Fraude contra fundos previdenciários
De acordo com Vieira, o esquema investigado não teria como alvo direto aposentados individualmente, mas sim os fundos que garantem o pagamento de benefícios, o que amplia o impacto social e financeiro do caso.
“A máfia do INSS roubava no varejo, roubava diretamente do aposentado. O Banco Master rouba do fundo previdenciário”, disse.
O senador citou o caso do Estado do Rio de Janeiro, que, segundo ele, teria sofrido um prejuízo próximo de R$ 1 bilhão.
“Só o Estado do Rio de Janeiro teve quase um bilhão de reais roubado do fundo. Eles usavam documentos falsos, fraudavam contratos”, afirmou.
Prejuízo pode chegar a R$ 12 bilhões
Alessandro Vieira destacou que as estimativas de prejuízo seguem crescendo à medida que novas informações surgem.
“Estão estimando entre 10 e 12 bilhões de reais, mas a cada momento surge mais informação, mais dados. É um caso gravíssimo, muito provavelmente a maior fraude bancária que o Brasil já viu”, declarou.
Suspeitas de conflito de interesses
Durante a entrevista, o senador também levantou suspeitas sobre possíveis relações financeiras envolvendo familiares do ministro Dias Toffoli e o grupo controlador do Banco Master.
“Hoje já existe informação do Vorcaro, através de um fundo paralelo, comprando propriedades ligadas à família do Dias Toffoli.
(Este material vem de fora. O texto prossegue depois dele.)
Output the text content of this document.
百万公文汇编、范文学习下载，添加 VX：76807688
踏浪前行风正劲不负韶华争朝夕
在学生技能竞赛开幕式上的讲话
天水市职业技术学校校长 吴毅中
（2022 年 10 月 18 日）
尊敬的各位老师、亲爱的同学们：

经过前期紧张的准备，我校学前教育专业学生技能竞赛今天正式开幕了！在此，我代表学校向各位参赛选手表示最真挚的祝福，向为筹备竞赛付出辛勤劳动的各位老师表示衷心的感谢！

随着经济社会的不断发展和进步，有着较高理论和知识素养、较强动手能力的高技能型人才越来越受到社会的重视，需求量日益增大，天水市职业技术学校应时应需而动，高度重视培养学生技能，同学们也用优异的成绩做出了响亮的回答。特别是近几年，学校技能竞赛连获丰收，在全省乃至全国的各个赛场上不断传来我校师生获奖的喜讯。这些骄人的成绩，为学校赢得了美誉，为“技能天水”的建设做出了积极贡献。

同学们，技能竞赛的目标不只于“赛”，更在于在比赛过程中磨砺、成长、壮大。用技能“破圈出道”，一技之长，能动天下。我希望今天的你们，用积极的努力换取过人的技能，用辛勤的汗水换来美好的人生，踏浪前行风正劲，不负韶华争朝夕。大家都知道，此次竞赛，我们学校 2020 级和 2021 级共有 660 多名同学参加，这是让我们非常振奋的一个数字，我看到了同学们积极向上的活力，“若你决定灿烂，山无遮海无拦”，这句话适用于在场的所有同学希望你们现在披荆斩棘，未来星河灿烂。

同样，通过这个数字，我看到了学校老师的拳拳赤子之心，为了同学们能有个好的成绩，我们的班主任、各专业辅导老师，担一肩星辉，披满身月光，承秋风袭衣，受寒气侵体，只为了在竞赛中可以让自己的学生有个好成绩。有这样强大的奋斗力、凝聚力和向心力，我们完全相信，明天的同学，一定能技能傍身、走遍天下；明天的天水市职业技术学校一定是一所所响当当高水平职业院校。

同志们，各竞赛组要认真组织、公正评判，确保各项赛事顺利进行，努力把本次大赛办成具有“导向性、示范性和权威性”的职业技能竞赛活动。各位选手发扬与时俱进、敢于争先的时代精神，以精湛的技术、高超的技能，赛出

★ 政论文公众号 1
Dois irmãos e um primo”, afirmou.
Segundo Vieira, nos bastidores de Brasília há comentários de que os imóveis seriam, na prática, do próprio ministro.
“O que se comenta em Brasília é que, na verdade, a propriedade é do próprio Dias Toffoli. Essas transações milionárias, contratos de gaveta com escritórios de advocacia, tudo isso precisa vir à tona”, disse.
“Não há democracia sem passar a Justiça a limpo”
Ao final da entrevista, Alessandro Vieira afirmou que o episódio evidencia problemas estruturais no sistema de Justiça brasileiro.
“O Brasil nunca vai ser uma democracia de verdade enquanto não passar a limpo a Justiça brasileira”, concluiu o senador.